Kegagalan pada masa ini menyebabkan stagnasi atau keterhambatan perkembangan (Erikson, 1989). Pada fase ini mereka memiliki semangat untuk membantu generasi muda dalam mengembangkan dan menjalani hidup agar lebih berguna. Sedangkan stagnasi adalah perasaan bahwa individu tidak berbuat apapun untuk membantu generasi muda. Apabila mereka dapat mengatasi konflik ini secara positif, mereka akan mengembangkan kemampuan untuk memperhatikan generasi muda (Nantais & Stack, 2017).
Sehingga berdasarkan tahapan ini para keluarga dengan usia Adulthood (40-65) selalu memberikan wejangan-wejangan kepada generasi yang lebih muda dengan diawali dengan pertanyaan-pertanyaan yang bersifat personal. tujuannya agar mereka bisa ikut andil membangun generasi muda agar lebih baik dan berguna dalam kehidupannya.

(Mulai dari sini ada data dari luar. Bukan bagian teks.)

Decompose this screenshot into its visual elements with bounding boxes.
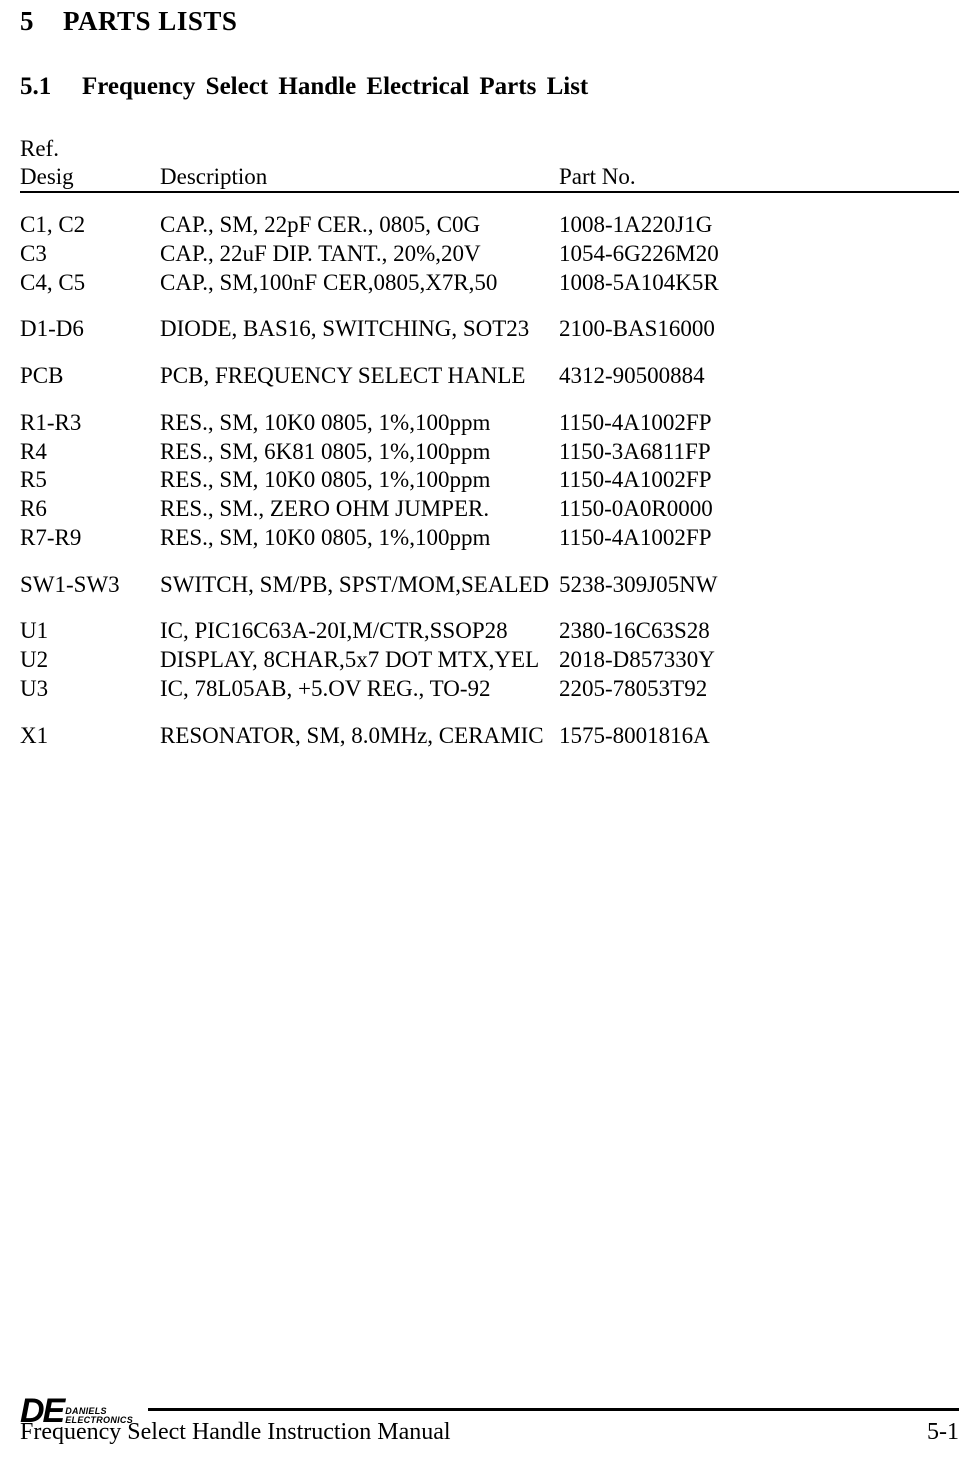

Pada fase ini individu ingin merasa bahwa hidupnya sudah memberikan dampak yang positif untuk generasi muda sehingga memberikan ceramah dan wejangan merupakan karakteristik pada tahap generatifitas vs stagnasi.
Kemudian pada tahap terakhir dari usia 65 tahun sampai akhir hayat, individu berada di fase Integrity vs Despair. Menurut Erikon (1989) Pribadi yang sudah memasuki usia lanjut mulai mengalami penurunan fungsi-fungsi kesehatan. Begitu juga pengalaman masa lalu baik keberhasilan atau kegagalan menjadi perhatiannya sehingga kebutuhannya adalah untuk dihargai. Konflik utama pada tahap ini ialah Integritas Ego vs Keputusasaan dengan kekuatan utama yang perlu dibentuk ialah pemunculan "hikmat atau kebijaksanaan". Fungsi pengalaman hidup terutama yang bersifat sosial, memberi makna tentang kehidupan.
Jadi, pada fase ini manusia akan sering merefleksikan hidupnya selama ini. Pada tahap ini terjadi pergulatan integritas ego vs keputusasaan. Oleh karenanya mereka lebih sering merefleksikan kehidupannya selama ini dan mengevaluasi apa yang telah mereka lakukan dalam hidupnya. Proses ini mereka berkonfrontasi dengan rasa putus asa puncak -- perasaan bahwa hidup bukan seperti yang diinginkan dahulu, namun sekarang waktu sudah habis, dan tidak ada lagi kesempatan untuk mencoba gaya hidup alternatif (Bertrand, 2019).
Para lansia akan mengalami pergulatan batin dengan pertanyaan-pertanyaan yang mendalam untuk dirinya seperti "Apa arti kebermaknaan dalam hidup?", "Apakah hidupku sudah berharga?" dan pergulatan batin penting lainnya. Sehingga hal tersebut cenderung menjadikan para lansia seperti seorang filsuf yang bergulat dengan dirinya sendiri dalam menumbuhkan kekuatan ego yang disebut kebijaksanaan. Dalam hal ini kebijaksanaan dapat diungkapkan dengan berbagai cara, namun selalu merefleksikan upaya yang penuh dengan pertimbangan dan pengharapan. Hal ini bertujuan untuk menemukan nilai dan makna hidup saat menghadapi kematian (Lane & Munday, 2020). Sehingga pada fase ini manusia lebih sering menceritakan kehidupan di masa lalunya atau bernostalgia dan membagikan pengalaman refleksi kehidupannya.
Kedua karakteristik dalam tahap usia ini seharusnya dapat membantu kita untuk memahami dinamika psikologis seperti apa yang sedang para orang tua hadapi sehingga tidak sedikit berceramah dan menggurui atau mengurusi urusan personal kita. Kuncinya ketika basa-basi dimulai dengan keluarga pada fase Adulthood dan lansia adalah dengan membalikan pertanyaan yang mereka lontarkan seperti "jadi, kapan nikah?" maka tinggal kita jawab "Calonnya belum ada ini, tante punya kandidat gak?"dan minta mereka menceritakan bagaimana mereka menemukan pasangannya, kehidupannya, dan nilai yang mereka pegang maka obrolan akan cair dan kita hanya perlu mendengarkan. Mendengarkan tidak selalu sama dengan setuju.